Page 112 of Never Too Late

Novah glances at the door again with her head tilted, as though she’s trying to figure out what’s happening. If only she had met Tyler earlier than she had. She’d realise him and Ace are very similar. Maybe that’s why we became best friends... It was what drew me towards him, and what made me feel comfortable in his presence. It was like having Tyler there with me. I feel comfortable around him.

“Last orders!” Jazz shouts from the bar. It’s currently almost eleven; and I can’t remember the last time I stayed up this late. I’m usually asleep in bed by now.

Isaac, Bee, and the baby had left not long ago – all of them also wanting to get some sleep. We offered for them to stay at the house with us, but Isaac quickly turned us down. We’ve had Adoria stay over with us a handful of times, but now she’s teething she’s “turned into the devil,” and he doesn’t want to do that to us.

“Are you ready to go home, handsome?” Jae asks when he’s finished clearing the table.

Home.

I’ll never get used to him saying that.

I nod, because I don’t have the energy to speak even if I wanted to.

His infectious smile reveals the sombre glow to his cheeks, and I find myself unable to do anything else as I soak in his face. His energy. Everything.

How does this man get more precious, everyday?

For so long, I convinced myself I wasn’t worthy of this man because I didn’t understand my own brain. I made myself believe I didn’t deserve him. And the more I tried to convince myself, the more he did the opposite. He proved to me, time and time again, we were better together.

He comes up behind me as I inhale his rich, masculine aftershave, the hint of cinnamon taking control of all my senses. “Come on then, let’s get you home.”

I laugh to myself. He thinks home is a place, when really, it’s been him all along. And even though it’s my birthday, I have the biggest surprise for him yet.

Which is still not enough for what he deserves.

Chapter fifty-eight

Jae

Epilogue

The next day

When Tyler first approached me with the idea of a get together for Dax’s birthday, I laughed in his face. Not because it was funny, but I knew how much Dax would hate it.

I was just as surprised when he didn’t.

He still struggles at times, he doesn’t like being around people when he’s outside the shop as much, but he’s slowly building up to it and he makes me proud every day.

When he first got the diagnosis, I saw the fear in his eyes. It was as though his ocean blues were swallowed by something darker, a barrier of some kind. And I tried endlessly to break it down. But his determination will never cease to amaze me. He thought he was broken when he just needed me to prove to him, he was nothing of the sort.

My side has mostly healed now, the scar isn’t pretty, but it’s nothing compared to the pain of being without Dax and so I wear it with pride.

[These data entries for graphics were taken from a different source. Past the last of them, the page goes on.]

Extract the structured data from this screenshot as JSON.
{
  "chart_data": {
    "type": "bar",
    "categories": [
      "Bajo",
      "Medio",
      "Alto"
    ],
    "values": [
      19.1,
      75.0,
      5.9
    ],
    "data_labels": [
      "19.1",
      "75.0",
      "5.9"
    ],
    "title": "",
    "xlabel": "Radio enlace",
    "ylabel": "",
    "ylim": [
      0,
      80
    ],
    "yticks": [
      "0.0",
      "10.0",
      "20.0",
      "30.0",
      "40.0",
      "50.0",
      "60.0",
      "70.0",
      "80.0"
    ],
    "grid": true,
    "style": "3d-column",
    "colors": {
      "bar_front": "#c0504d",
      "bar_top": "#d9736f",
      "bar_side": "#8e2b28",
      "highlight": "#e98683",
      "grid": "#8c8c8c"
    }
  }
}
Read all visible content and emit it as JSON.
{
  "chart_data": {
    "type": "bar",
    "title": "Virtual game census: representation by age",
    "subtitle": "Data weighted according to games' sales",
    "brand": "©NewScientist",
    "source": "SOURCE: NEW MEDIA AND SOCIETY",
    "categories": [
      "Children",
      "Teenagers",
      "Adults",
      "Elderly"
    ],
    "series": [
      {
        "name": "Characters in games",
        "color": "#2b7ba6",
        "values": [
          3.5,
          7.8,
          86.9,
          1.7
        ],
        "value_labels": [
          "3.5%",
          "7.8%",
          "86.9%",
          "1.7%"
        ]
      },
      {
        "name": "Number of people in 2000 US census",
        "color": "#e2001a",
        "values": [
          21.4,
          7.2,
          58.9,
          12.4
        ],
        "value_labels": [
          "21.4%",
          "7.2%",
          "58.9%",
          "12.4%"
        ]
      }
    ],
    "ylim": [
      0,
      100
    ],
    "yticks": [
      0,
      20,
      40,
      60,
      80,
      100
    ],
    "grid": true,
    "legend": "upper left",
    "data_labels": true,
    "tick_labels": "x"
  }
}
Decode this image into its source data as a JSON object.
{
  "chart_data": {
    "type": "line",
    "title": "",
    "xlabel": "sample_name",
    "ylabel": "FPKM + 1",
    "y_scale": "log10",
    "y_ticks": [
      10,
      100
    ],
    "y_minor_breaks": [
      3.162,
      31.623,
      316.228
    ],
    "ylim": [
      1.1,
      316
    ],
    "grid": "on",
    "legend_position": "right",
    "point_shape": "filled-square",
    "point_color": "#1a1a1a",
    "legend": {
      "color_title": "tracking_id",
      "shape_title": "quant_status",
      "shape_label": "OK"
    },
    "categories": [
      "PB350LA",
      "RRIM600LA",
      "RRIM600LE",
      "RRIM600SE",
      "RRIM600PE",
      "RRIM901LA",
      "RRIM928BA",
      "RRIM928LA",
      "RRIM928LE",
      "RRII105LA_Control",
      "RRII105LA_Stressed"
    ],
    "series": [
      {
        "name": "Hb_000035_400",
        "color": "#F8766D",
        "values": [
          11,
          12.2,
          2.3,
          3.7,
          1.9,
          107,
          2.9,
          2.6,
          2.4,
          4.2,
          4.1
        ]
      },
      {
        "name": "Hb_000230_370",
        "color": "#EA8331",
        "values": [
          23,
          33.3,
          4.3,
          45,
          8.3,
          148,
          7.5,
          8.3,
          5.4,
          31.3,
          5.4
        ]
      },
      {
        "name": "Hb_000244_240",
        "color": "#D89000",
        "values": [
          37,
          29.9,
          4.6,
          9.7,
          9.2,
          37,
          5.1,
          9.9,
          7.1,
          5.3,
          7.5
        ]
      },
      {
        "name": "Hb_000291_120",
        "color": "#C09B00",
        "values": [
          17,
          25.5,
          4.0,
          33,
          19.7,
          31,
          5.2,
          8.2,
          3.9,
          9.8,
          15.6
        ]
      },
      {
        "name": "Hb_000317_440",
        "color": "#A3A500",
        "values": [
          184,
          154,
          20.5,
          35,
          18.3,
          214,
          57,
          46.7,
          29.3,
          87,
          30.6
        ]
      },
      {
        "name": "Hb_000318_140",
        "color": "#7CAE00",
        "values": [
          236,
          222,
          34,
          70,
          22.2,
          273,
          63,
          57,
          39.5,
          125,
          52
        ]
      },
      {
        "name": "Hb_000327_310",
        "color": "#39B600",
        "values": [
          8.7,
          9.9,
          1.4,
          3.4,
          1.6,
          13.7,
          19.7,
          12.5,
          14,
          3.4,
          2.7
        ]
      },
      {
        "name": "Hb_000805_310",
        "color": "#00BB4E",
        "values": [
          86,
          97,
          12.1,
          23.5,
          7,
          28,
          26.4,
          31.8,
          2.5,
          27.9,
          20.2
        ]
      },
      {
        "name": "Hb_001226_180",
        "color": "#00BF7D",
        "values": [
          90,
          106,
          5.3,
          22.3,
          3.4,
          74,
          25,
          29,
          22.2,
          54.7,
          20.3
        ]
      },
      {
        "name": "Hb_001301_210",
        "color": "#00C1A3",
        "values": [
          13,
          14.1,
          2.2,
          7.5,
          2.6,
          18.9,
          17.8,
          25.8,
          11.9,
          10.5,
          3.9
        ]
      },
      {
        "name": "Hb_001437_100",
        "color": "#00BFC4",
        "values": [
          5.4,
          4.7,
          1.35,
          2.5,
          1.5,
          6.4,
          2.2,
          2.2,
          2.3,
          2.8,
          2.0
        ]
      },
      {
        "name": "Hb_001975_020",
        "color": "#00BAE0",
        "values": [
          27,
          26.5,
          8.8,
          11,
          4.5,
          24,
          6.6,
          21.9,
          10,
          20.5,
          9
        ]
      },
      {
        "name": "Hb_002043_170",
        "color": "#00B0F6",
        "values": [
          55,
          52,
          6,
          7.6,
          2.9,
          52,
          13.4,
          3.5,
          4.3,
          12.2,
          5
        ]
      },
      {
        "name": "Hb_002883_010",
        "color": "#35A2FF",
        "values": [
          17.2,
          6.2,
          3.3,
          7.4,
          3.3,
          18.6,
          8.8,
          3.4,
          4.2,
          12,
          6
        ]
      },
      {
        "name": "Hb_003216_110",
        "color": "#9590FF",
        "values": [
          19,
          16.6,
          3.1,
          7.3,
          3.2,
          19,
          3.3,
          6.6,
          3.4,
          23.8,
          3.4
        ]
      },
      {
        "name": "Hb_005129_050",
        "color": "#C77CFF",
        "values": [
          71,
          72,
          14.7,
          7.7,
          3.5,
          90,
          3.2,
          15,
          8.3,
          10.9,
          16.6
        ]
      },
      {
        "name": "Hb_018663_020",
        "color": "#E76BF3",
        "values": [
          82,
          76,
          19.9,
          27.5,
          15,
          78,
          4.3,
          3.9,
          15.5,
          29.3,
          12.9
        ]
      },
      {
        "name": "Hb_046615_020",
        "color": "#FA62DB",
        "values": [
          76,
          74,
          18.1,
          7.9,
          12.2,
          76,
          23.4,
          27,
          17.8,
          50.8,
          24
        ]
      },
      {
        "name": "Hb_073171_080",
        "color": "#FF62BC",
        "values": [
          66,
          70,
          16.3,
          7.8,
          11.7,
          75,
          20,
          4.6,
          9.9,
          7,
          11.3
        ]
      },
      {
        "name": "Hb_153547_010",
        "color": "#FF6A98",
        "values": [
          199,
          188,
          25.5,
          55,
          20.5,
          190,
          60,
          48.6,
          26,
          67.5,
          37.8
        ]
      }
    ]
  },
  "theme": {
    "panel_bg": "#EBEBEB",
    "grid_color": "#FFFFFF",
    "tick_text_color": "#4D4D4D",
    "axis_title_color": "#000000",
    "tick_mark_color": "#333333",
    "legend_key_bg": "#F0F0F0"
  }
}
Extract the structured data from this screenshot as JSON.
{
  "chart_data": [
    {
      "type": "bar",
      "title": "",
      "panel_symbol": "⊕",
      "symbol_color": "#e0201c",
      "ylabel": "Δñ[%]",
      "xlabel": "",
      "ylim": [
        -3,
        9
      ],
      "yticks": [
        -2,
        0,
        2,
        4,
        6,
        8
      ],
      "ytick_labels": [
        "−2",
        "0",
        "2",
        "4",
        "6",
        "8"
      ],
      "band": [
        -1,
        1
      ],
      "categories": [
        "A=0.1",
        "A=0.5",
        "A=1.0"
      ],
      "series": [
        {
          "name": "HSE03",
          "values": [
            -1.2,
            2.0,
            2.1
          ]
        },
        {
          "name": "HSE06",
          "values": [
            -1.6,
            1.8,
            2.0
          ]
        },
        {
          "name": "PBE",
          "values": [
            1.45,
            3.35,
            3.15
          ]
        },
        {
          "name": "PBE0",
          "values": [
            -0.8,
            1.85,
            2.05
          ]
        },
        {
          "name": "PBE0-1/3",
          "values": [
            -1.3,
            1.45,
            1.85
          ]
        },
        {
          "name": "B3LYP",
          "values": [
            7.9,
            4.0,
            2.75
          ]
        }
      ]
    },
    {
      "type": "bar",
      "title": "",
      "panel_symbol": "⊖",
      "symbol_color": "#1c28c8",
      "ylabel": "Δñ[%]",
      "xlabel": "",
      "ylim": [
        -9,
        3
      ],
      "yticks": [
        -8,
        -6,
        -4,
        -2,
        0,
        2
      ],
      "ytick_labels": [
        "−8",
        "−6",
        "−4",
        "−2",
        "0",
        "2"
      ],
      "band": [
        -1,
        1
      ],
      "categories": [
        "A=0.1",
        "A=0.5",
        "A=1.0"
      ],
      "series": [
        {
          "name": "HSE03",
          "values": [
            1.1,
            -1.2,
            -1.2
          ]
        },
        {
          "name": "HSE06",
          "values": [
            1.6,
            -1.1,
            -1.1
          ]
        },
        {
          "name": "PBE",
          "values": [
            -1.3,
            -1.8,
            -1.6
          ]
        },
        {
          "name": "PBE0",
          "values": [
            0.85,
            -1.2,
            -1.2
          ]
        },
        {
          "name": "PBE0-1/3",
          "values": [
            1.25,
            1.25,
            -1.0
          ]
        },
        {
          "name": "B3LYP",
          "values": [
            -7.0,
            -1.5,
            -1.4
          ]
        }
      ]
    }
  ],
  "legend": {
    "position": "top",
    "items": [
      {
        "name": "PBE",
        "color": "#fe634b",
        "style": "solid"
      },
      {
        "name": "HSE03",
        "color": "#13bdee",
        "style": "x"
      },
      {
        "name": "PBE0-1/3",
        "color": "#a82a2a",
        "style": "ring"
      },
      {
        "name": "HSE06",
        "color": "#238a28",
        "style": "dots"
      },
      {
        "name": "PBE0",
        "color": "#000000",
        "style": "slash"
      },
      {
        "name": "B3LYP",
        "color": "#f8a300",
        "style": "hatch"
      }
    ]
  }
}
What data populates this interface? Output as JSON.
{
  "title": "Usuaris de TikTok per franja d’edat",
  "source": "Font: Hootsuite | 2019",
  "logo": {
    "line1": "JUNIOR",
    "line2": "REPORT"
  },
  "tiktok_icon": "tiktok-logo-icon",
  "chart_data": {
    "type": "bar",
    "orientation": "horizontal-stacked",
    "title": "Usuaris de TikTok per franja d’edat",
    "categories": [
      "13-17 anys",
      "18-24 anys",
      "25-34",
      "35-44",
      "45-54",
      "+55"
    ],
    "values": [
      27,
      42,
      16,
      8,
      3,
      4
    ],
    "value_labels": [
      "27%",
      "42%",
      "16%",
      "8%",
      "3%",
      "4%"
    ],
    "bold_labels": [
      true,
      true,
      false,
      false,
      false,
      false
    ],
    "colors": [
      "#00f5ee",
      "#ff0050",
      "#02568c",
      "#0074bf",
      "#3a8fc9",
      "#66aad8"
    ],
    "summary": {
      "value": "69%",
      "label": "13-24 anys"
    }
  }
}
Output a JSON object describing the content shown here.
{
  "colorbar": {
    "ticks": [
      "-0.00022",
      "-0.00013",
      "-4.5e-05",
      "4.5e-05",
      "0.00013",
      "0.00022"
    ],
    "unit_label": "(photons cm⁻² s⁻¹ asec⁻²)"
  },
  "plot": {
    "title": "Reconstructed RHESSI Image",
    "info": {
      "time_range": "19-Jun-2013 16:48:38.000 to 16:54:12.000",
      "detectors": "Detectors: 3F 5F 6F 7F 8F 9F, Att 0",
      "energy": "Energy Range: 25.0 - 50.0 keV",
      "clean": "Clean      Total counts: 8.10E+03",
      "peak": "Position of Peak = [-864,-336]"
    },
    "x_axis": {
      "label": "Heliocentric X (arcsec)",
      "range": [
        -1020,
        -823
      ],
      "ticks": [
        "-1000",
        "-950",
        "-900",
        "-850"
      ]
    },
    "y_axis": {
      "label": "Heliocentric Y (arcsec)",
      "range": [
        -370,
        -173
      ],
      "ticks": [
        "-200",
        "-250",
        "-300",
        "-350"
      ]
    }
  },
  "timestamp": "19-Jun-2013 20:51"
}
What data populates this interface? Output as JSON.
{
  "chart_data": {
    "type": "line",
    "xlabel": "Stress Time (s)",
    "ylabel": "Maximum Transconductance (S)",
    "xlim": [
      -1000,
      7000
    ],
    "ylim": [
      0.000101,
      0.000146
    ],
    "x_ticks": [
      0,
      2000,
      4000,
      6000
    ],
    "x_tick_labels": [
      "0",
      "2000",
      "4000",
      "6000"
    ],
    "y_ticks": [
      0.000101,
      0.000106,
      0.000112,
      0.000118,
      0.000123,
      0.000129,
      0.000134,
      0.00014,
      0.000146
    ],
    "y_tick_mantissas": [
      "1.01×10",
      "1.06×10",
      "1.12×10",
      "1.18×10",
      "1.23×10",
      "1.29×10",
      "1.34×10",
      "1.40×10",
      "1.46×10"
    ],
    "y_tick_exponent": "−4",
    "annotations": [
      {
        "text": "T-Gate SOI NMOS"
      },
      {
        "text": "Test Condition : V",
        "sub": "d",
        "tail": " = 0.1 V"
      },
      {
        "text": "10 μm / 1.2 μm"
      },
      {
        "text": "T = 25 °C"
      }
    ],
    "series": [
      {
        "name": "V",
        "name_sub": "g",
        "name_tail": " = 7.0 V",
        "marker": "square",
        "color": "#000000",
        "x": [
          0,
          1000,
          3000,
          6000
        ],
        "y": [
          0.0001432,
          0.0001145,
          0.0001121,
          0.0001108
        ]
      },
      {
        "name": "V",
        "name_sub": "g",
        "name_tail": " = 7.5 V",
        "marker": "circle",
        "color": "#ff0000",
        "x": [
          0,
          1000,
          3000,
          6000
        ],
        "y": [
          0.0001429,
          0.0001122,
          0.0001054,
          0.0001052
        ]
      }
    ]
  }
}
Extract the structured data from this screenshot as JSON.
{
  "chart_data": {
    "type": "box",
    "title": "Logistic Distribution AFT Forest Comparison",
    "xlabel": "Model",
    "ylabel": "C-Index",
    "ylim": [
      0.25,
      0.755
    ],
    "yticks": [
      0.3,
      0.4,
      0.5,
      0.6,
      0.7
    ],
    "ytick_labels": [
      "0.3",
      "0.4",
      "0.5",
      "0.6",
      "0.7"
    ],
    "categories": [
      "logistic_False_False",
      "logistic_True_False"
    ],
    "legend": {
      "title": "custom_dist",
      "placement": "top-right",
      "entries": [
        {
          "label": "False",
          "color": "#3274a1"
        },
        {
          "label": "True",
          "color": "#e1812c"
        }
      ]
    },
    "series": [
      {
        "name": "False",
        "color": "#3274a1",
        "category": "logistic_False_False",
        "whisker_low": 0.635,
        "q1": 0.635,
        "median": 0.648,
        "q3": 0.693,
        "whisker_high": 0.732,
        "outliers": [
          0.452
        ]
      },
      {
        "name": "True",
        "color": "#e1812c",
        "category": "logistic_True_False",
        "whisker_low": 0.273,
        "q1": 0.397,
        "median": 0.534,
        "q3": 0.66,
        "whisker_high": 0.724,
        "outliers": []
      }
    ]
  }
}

My own personal badge of honour.

However, my happiness from the night before was short-lived when I approached Bernie’s with a huge ‘SOLD’ sign plastered across the window on the outside. Bernie has mentioned to me the last few weeks about wanting to sell, I was waiting for the right time to approach him about the idea of me buying the shop from him.

I thought I had more time. I didn’t think it would sell this quickly.

And for the first time since working with Bernie, I turn around before I get close to the shop, deciding to go back home with my heart feeling like it’s been strung out of my chest.

But I don’t decide to go home, I decide to go to the one place I know will make everything better.

The cliffs.

The waves crash violently as I stare into the far distance. Different tones of blues fighting with one another almost as though they are mimicking the thoughts in my mind.

For the last year, working alongside Bernie in the florist brought out a passion in me I never knew existed. I started to understand the beauty he and Dax saw in the flowers around us, and in turn, I think they also helped me understand them more too.